Approximately 300 people attended the meeting at The Hills Hotel, which only had about 45 minutes of public questions and comment. The majority of the meeting was given over to Edison officials to explain the technical details of what had happened in Unit 3 and the steps taken to maintain safety in Unit 2.
Thomas Palmisano, a vice president of engineering at Edison, largely presented the results of the company’s investigation and its proposal for how to avoid future problems at Unit 2. Palmisano said the problems with Unit 3 of the plant had been the result of a type of tube-to-tube wear that had been previously unseen in plants elsewhere in the United States.
“Edison recognized the significance of Unit 3′s condition, and recognized the same susceptibility in Unit 2,” Palmisano said. Unit 2, he noted, could have been started up after refueling was completed, but the company had delayed restart in order to be sure it was safe to restart. The company had actually sought help from Mitsubishi Heavy Industries, which designed and manufactured the replacement generators for Units 2 and 3, as well as several of Mitsubishi’s competitors and independent utility experts to look at the design of the steam generators and determine what might have been the problem.
Palmisano said, in a response to a question from Howell, that the type of tube wear experienced in Unit 3 had been thought of as theoretically possible, but hadn’t been seen in the field, at least until the failure of Unit 3. He explained that the rows of tubes were separated from one another by anti-vibration bars, but were not designed to prevent the type of vibrations that caused the wear.
“This has not been seen before,” Palmisano said.
The root cause, he said, had been a design flaw at Mitsubishi, which had used thinner anti-vibration bars than it had used in other designs, due to the size of the generators being built.
Palmisano said that several hundred tubes had experienced significant wear in Unit 3. Upon inspection of Unit 2, he said, two tubes were found to have similar amounts of wear as in Unit 3, and were preventatively plugged, as were approximately 182 other tubes in the same area where wear had been found in Unit 3.
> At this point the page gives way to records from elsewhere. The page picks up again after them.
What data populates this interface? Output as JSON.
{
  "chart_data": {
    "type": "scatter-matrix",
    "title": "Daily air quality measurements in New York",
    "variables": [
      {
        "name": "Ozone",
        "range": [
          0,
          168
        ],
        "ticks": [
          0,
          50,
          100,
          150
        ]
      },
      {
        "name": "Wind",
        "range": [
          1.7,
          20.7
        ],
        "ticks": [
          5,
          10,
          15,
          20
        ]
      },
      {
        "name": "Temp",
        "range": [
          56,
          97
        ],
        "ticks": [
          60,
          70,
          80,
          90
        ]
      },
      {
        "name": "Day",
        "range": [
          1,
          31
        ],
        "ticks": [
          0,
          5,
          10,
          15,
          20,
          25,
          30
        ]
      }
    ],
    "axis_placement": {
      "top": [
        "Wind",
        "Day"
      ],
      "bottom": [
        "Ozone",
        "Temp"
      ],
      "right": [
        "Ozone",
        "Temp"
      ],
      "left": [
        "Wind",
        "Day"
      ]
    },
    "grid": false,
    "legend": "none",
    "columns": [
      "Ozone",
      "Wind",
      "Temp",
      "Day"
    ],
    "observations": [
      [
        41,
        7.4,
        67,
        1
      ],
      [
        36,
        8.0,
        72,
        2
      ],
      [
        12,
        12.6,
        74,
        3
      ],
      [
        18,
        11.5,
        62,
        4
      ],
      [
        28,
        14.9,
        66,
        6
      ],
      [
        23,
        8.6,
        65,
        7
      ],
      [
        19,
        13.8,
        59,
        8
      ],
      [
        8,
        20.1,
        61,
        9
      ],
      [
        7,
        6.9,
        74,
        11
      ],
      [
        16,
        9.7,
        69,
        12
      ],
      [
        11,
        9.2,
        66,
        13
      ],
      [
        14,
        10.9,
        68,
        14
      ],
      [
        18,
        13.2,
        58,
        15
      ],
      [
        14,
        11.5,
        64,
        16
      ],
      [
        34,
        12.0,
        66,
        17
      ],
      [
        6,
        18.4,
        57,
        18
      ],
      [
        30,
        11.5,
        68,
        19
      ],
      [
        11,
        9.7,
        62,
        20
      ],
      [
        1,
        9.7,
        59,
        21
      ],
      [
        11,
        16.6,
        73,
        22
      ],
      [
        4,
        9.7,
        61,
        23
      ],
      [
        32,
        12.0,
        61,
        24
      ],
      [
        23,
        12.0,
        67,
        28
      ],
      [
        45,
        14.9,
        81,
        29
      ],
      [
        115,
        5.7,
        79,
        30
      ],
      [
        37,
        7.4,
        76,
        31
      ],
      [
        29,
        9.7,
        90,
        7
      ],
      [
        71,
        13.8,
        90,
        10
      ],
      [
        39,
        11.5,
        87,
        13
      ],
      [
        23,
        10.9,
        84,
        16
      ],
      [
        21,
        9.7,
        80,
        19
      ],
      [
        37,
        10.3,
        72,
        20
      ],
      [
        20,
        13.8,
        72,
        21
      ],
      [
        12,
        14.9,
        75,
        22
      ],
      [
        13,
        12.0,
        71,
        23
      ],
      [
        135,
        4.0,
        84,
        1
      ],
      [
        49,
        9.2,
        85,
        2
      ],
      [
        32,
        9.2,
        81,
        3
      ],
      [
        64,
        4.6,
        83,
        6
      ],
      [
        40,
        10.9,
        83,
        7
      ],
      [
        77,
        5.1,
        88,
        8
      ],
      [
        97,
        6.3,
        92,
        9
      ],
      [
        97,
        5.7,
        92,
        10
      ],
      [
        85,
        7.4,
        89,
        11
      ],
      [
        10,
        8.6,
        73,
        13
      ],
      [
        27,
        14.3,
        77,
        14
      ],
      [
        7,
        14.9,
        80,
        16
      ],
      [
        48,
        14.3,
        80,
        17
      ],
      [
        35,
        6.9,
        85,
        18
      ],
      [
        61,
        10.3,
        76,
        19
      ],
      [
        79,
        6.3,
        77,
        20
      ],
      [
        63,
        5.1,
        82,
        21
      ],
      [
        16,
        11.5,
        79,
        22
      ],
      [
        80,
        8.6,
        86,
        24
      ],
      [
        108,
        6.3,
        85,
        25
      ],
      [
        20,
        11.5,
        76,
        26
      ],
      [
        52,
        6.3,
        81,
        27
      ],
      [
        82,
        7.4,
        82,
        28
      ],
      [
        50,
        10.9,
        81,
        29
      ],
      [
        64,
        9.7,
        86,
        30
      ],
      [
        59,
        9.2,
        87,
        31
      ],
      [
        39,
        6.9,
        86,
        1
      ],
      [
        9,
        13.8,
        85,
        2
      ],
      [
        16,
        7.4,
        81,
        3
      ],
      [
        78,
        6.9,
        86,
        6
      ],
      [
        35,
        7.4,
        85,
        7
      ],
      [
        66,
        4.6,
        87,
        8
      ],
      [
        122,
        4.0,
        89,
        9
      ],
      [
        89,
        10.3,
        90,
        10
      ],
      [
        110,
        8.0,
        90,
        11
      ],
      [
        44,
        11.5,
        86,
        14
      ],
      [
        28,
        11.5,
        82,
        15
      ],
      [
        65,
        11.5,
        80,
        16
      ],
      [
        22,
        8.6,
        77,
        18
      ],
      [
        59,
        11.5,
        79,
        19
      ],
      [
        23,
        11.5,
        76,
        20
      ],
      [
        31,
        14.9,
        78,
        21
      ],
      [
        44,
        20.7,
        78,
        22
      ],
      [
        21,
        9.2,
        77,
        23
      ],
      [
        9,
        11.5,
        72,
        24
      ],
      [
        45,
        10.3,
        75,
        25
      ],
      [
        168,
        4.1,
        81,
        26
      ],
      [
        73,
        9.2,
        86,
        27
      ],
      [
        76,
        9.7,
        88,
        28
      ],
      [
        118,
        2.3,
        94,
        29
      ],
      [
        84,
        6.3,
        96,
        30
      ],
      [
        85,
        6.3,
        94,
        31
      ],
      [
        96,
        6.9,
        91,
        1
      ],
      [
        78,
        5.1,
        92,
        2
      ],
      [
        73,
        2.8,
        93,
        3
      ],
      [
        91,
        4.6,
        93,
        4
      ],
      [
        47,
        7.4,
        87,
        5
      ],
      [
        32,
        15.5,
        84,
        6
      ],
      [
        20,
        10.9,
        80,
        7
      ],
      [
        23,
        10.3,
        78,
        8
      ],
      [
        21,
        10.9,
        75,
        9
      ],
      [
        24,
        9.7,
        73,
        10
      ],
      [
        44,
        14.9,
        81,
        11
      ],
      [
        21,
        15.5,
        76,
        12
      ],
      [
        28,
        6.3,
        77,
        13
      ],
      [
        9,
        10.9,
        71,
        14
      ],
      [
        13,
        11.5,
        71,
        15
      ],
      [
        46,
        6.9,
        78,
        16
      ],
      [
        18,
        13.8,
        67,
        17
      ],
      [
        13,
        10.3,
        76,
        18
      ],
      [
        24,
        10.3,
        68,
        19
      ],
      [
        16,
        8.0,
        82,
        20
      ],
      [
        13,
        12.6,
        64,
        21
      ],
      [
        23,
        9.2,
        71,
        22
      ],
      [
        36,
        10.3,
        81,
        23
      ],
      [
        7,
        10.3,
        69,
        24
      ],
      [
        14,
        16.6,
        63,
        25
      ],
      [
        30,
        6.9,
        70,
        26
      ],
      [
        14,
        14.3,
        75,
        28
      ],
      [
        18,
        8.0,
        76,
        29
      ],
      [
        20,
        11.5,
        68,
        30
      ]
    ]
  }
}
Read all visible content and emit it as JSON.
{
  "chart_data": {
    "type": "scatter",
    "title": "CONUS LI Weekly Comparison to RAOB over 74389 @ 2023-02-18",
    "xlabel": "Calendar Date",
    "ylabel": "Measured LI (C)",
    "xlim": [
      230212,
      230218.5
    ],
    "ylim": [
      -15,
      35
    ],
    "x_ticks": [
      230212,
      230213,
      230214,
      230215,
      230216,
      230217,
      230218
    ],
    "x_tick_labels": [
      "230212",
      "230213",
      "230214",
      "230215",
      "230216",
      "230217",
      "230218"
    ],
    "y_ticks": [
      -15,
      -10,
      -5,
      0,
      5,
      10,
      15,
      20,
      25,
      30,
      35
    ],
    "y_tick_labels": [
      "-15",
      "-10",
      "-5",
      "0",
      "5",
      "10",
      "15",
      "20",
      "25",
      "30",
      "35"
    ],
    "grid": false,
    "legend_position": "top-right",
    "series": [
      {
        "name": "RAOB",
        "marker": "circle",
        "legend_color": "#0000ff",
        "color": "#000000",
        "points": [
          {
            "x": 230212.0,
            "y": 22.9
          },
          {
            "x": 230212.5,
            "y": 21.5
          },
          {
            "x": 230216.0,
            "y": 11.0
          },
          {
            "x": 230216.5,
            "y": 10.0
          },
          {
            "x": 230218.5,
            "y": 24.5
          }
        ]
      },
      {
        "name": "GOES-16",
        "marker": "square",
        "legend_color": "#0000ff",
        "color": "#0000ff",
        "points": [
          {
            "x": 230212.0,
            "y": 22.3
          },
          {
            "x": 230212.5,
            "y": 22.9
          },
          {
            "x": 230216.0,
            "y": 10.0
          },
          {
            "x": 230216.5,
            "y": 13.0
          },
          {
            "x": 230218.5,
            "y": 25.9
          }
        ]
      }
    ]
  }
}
“The phenomenon in Unit 3 is unpredictable and rapid,” Palmisano said. The tubes that were plugged, he said, would likely be subject to the same type of wear experienced in Unit 3 if Unit 2 were to operate at 100 percent capacity. “It’s a similar set of tubes,” Palmisano noted.” But Unit 3 is behaving differently than Unit 2.”
Peter Dietrich, Edison’s Chief Nuclear Officer, noted that the support structures for the tubing had been much more effective in Unit 2. He and Palmisano then explained that company had arrived at its proposal for operating Unit 2 at 70 percent power based on the evidence gathered during the work. Operating at that level would not generate the same type of “dry steam,” flowing at high velocities that caused the majority of the wear in Unit 3, they noted.
The company had also installed additional safeguards, they said, and had increased their ability to catch minor leaks and the ability to monitor vibrations. Dietrich also reiterated that safety was, in his mid, the paramount issue for the plant.
“We will not restart either Unit 2 or Unit 3 until we and the NRC are satisfied it is safe to do so.”
San Clemente anti-nuclear advocate Gene Stone said he was worried that Edison and the NRC were engaged in “group-think” with regard to what was fixing the problems at the plant. Restarting Unit 2, he said, was asking for trouble after what happened at Unit 3.
Dietrich said the utility was trying to apply lessons learned. “We’re applying the lessons learned in Unit 3 directly to Unit 2,” Dietrich noted. “Unit 2 operated at 100 percent power for 21 months.”
The meeting had been preceded by a press conference featuring a number of advocates against restarting the plant. Activist Donna Gilmore of San Clemente noted the history of workers at SONGS making complaints about safety to the NRC should give the commission pause about Edison’s claims to have found the problems in the steam generators.
“Their plan is to start it up and see what happens,” Gilmore said.